It's easy to think that meeting the tighter diesel emissions limits set by the Environmental Protection Agency (EPA) for 2007 truck diesels is simply a problem for engine manufacturers.
But there will be so much going on in next year's iron that engine makers are relying on the expertise of key suppliers to help them meet the new standards with the best possible results.
“When it comes to engine makers' 2007 requirements, we're not talking about just pulling a commodity switch off a shelf,” says Tony Thorne, engineering manager for Index Sensors & Controls, Inc., “but partnering with our customers to provide a systems-designed solution.
“Being able to utilize our applications knowledge,” he adds, “we help ensure that proper sensing solutions can meet tomorrow's complex emissions control requirements.”
Index specializes in providing both standard and custom-engineered switches, sensors and controls for temperature, pressure and air conditioning requirements on industrial, vehicle, engine and equipment applications.
The Stanwood, WA-based firm prides itself on manufacturing for “precision, protection, intelligence and extreme durability.”
According to Thorne, these attributes are extremely important to engine manufacturers, which he says have turned to Index to provide custom-engineered solutions for heavy-duty diesels that will be EPA '07-compliant.
“One of Index's key strengths,” says Thorne, “is that we are a one-stop shop with almost 30 years of applications experience. We can set up to build 100 pieces or we can run a 10,000-piece order. That's important as a lot of people are scrambling to meet the upcoming diesel emissions regulations.”

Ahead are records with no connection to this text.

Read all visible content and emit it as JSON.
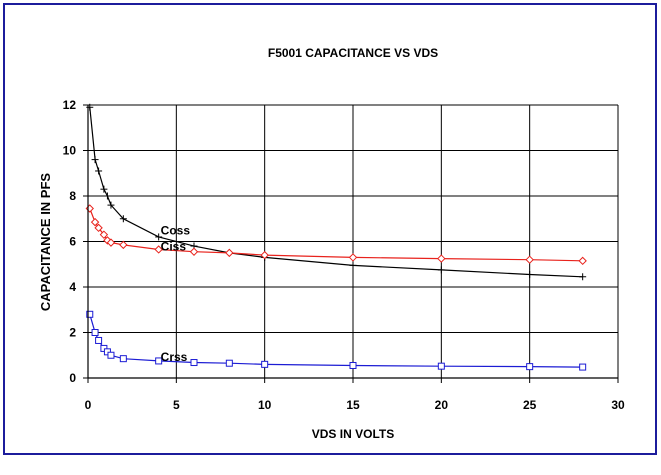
{
  "chart_data": {
    "type": "line",
    "title": "F5001 CAPACITANCE VS VDS",
    "xlabel": "VDS IN VOLTS",
    "ylabel": "CAPACITANCE IN PFS",
    "xlim": [
      0,
      30
    ],
    "ylim": [
      0,
      12
    ],
    "xticks": [
      0,
      5,
      10,
      15,
      20,
      25,
      30
    ],
    "yticks": [
      0,
      2,
      4,
      6,
      8,
      10,
      12
    ],
    "grid": true,
    "colors": {
      "frame": "#1c1c9c",
      "grid": "#000000"
    },
    "series": [
      {
        "name": "Coss",
        "color": "#000000",
        "marker": "plus",
        "x": [
          0.1,
          0.4,
          0.6,
          0.9,
          1.1,
          1.3,
          2,
          4,
          6,
          8,
          10,
          15,
          20,
          25,
          28
        ],
        "y": [
          11.9,
          9.6,
          9.1,
          8.3,
          8.0,
          7.6,
          7.0,
          6.2,
          5.8,
          5.5,
          5.3,
          4.95,
          4.75,
          4.55,
          4.45
        ]
      },
      {
        "name": "Ciss",
        "color": "#e8221c",
        "marker": "diamond",
        "x": [
          0.1,
          0.4,
          0.6,
          0.9,
          1.1,
          1.3,
          2,
          4,
          6,
          8,
          10,
          15,
          20,
          25,
          28
        ],
        "y": [
          7.45,
          6.85,
          6.6,
          6.3,
          6.05,
          5.95,
          5.85,
          5.65,
          5.55,
          5.5,
          5.4,
          5.3,
          5.25,
          5.2,
          5.15
        ]
      },
      {
        "name": "Crss",
        "color": "#1c1cd4",
        "marker": "square",
        "x": [
          0.1,
          0.4,
          0.6,
          0.9,
          1.1,
          1.3,
          2,
          4,
          6,
          8,
          10,
          15,
          20,
          25,
          28
        ],
        "y": [
          2.8,
          2.0,
          1.65,
          1.3,
          1.15,
          1.0,
          0.85,
          0.75,
          0.68,
          0.65,
          0.6,
          0.55,
          0.52,
          0.5,
          0.48
        ]
      }
    ]
  }
}
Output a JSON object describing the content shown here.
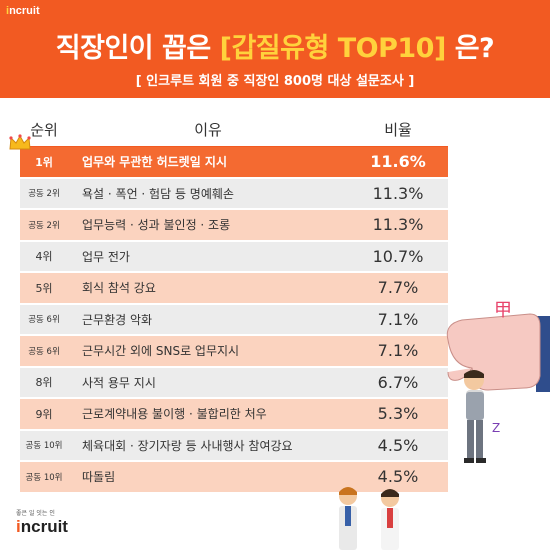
{
  "brand": {
    "logo": "Incruit",
    "logo_dot": "i",
    "tagline": "좋은 일 잇는 인"
  },
  "title": {
    "prefix": "직장인이 꼽은 ",
    "highlight": "[갑질유형 TOP10]",
    "suffix": " 은?"
  },
  "subtitle": "[ 인크루트 회원 중 직장인 800명 대상 설문조사 ]",
  "table": {
    "headers": {
      "rank": "순위",
      "reason": "이유",
      "ratio": "비율"
    },
    "rows": [
      {
        "rank": "1위",
        "reason": "업무와 무관한 허드렛일 지시",
        "ratio": "11.6%"
      },
      {
        "rank": "공동 2위",
        "reason": "욕설 · 폭언 · 험담 등 명예훼손",
        "ratio": "11.3%"
      },
      {
        "rank": "공동 2위",
        "reason": "업무능력 · 성과 불인정 · 조롱",
        "ratio": "11.3%"
      },
      {
        "rank": "4위",
        "reason": "업무 전가",
        "ratio": "10.7%"
      },
      {
        "rank": "5위",
        "reason": "회식 참석 강요",
        "ratio": "7.7%"
      },
      {
        "rank": "공동 6위",
        "reason": "근무환경 악화",
        "ratio": "7.1%"
      },
      {
        "rank": "공동 6위",
        "reason": "근무시간 외에 SNS로 업무지시",
        "ratio": "7.1%"
      },
      {
        "rank": "8위",
        "reason": "사적 용무 지시",
        "ratio": "6.7%"
      },
      {
        "rank": "9위",
        "reason": "근로계약내용 불이행 · 불합리한 처우",
        "ratio": "5.3%"
      },
      {
        "rank": "공동 10위",
        "reason": "체육대회 · 장기자랑 등 사내행사 참여강요",
        "ratio": "4.5%"
      },
      {
        "rank": "공동 10위",
        "reason": "따돌림",
        "ratio": "4.5%"
      }
    ]
  },
  "illustration": {
    "gap_glyph": "甲",
    "sleep_glyph": "Z",
    "icons": [
      "crown-icon",
      "giant-hand-icon",
      "dangling-worker-icon",
      "worker-icon"
    ]
  },
  "colors": {
    "brand_orange": "#f25a22",
    "first_row": "#f46a31",
    "peach_row": "#fbd3bf",
    "gray_row": "#ececec",
    "highlight_yellow": "#ffd23c"
  },
  "chart_data": {
    "type": "table",
    "title": "직장인이 꼽은 [갑질유형 TOP10] 은?",
    "subtitle": "[ 인크루트 회원 중 직장인 800명 대상 설문조사 ]",
    "columns": [
      "순위",
      "이유",
      "비율"
    ],
    "categories": [
      "업무와 무관한 허드렛일 지시",
      "욕설 · 폭언 · 험담 등 명예훼손",
      "업무능력 · 성과 불인정 · 조롱",
      "업무 전가",
      "회식 참석 강요",
      "근무환경 악화",
      "근무시간 외에 SNS로 업무지시",
      "사적 용무 지시",
      "근로계약내용 불이행 · 불합리한 처우",
      "체육대회 · 장기자랑 등 사내행사 참여강요",
      "따돌림"
    ],
    "values": [
      11.6,
      11.3,
      11.3,
      10.7,
      7.7,
      7.1,
      7.1,
      6.7,
      5.3,
      4.5,
      4.5
    ],
    "unit": "%"
  }
}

He notes that many suppliers do not have a specific heavy-duty vehicle market focus or are either unwilling or unable to respond quickly to engine makers' switch requirements. “They are focused on the automotive industry and volume-driven sales,” he says
Thorne points out that typical high-horsepower engine production runs range from 500 to 10,000 units. Developing a new part for a production run of that size may be difficult for commodity suppliers. “Index takes pride in differentiating ourselves from the commodity suppliers,” he says. “We add value by providing what you need, when you need it.
“We work directly with engine manufacturers to understand their requirements and very quickly provide them with samples,” Thorne continues. “Our flexibility allows us to respond directly to design engineers and our capacity allows us to meet customer demand.
“The '07 engines will run hotter to meet the emissions standards,” he reports. “As the engine runs hotter, it becomes more critical to get accurate information to the engine control module. Highly engineered combinations of electronic switches, sensors and mechanical switches are essential to accomplish this.”
Whether mechanical or electronic, these temperature and pressure switches and sensors must be durable and robust to stand up to a heavy-duty operating environment for the life of an engine, according to Thorne.
“We've learned from our customers that our switches have tighter tolerances and are more accurate,” he relates. “We can fine-tune them to a very tight window, which is key to reducing emissions. For the ECM to function correctly, everything must be kept in a very narrow band.
“The evolution of emissions regulations from '02 and now to '07 and then on to '10,” says Thorne, “requires increasingly complex engineering challenges for truck engine manufacturers. Index looks forward to partnering with our customers to meet these challenges.”